A journey into the exotic unknown for EatFIFA this time. But enough about Brixton.

Google threw up a handful of possibilities, mostly located in the apparent Colombian stronghold of Elephant & Castle. The best reports were from a tiny unit in Brixton Village, Santafereño. No need to book, it said, and we ambled through the bustling maze of smells and sounds on a Friday night with great expectations.

A beaming welcome awaited us, and we squeezed into our seats at our little table. The menu instantly promised two things – value and variety. We wanted to order the entire selection of entradas but, with a few off the menu by that time, we settled for fried cassava, chorizo, empanadas and (quite possibly the greatest piece of bread ever to touch our lips) pandebono – all washed down with some Club Colombia.

As with the South American entries previously, the menu was dominated by grilled meat and all the carbohydrates on God’s earth. Opting (perhaps unadventurously) for two “country platters”, we were assured this would satisfy the three of us. Upon arrival of our mains, some giggling Brixtonite regulars on a nearby table found our reactions to the giant portions rather amusing.

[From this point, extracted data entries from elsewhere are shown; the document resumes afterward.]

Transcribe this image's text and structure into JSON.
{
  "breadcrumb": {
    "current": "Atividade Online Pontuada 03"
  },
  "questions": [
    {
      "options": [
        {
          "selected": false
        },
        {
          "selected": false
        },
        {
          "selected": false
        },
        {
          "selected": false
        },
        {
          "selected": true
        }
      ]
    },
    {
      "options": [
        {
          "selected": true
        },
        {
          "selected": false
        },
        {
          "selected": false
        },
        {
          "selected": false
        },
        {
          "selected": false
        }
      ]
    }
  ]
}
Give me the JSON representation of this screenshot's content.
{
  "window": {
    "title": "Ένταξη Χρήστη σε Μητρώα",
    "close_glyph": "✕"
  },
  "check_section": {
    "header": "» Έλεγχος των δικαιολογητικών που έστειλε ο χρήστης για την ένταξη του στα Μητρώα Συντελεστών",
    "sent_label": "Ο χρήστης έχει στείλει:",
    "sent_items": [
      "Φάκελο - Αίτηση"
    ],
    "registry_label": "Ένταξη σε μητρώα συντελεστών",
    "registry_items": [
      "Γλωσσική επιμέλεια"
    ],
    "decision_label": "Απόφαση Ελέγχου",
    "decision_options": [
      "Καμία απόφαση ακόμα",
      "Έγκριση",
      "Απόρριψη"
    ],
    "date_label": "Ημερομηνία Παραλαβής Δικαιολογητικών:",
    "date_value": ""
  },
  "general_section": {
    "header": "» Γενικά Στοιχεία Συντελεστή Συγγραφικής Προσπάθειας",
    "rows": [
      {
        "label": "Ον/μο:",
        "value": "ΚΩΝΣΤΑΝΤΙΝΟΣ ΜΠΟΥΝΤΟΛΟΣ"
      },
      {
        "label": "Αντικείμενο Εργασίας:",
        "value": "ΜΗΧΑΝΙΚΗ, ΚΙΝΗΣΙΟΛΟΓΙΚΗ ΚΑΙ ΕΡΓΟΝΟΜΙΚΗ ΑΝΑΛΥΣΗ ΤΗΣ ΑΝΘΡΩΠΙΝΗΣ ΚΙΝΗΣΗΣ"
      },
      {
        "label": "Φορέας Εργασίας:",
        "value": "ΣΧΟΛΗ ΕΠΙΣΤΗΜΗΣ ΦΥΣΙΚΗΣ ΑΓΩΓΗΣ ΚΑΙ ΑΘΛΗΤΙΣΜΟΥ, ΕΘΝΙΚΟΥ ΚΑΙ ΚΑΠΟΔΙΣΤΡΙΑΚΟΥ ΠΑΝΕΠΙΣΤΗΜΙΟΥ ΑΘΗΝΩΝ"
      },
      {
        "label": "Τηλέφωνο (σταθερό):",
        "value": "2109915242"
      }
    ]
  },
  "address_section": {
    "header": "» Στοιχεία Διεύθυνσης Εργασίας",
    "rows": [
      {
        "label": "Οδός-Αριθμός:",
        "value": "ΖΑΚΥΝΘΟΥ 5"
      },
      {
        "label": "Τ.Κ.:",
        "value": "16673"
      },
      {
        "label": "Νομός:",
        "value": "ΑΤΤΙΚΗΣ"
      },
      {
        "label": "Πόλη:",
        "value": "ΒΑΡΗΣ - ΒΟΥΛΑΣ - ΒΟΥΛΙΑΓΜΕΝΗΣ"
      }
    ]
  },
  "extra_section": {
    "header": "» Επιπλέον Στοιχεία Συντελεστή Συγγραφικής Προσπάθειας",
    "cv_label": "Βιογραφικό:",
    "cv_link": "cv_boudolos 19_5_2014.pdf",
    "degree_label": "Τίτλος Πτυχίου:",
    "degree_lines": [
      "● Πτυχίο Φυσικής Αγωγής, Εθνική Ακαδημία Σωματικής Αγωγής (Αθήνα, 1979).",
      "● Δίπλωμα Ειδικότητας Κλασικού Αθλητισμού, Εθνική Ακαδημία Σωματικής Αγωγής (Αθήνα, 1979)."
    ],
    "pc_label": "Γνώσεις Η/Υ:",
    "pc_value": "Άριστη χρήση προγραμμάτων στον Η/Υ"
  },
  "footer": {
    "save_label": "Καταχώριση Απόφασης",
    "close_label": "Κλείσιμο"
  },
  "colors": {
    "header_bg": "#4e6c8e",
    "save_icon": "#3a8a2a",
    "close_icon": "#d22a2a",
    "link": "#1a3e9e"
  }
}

Upon a mound of buttery rice, we got stuck into some thin (but perfectly cooked) steaks, another delightfully textured chorizo, fried plantain (a satisfying alternative to potatoes), beans and – to unanimous acclaim – some exceptional pork belly. With Colombian TV blaring in the corner (minor bouts of rioting seem popular over there) and a the multilingual hubbub of the packed floor, we knew this wasn’t going to trouble the Dutch disappointment at the bottom of our rankings.

Food: 75.3

Drink: 71.7

Service: 76.3

Atmosphere: 77.3

Value For Money: 83.7

SCORE: 76.9

Dessert, the frequent afterthought on our EatFIFA travels, arrived in the form of a jellified selection of tropical fruits. Then came the bill, to inform us that our stomachs had been stuffed to the tune of a mere fifteen quid. The pandebonos had all gone, though, scuppering our greedy takeaway hopes.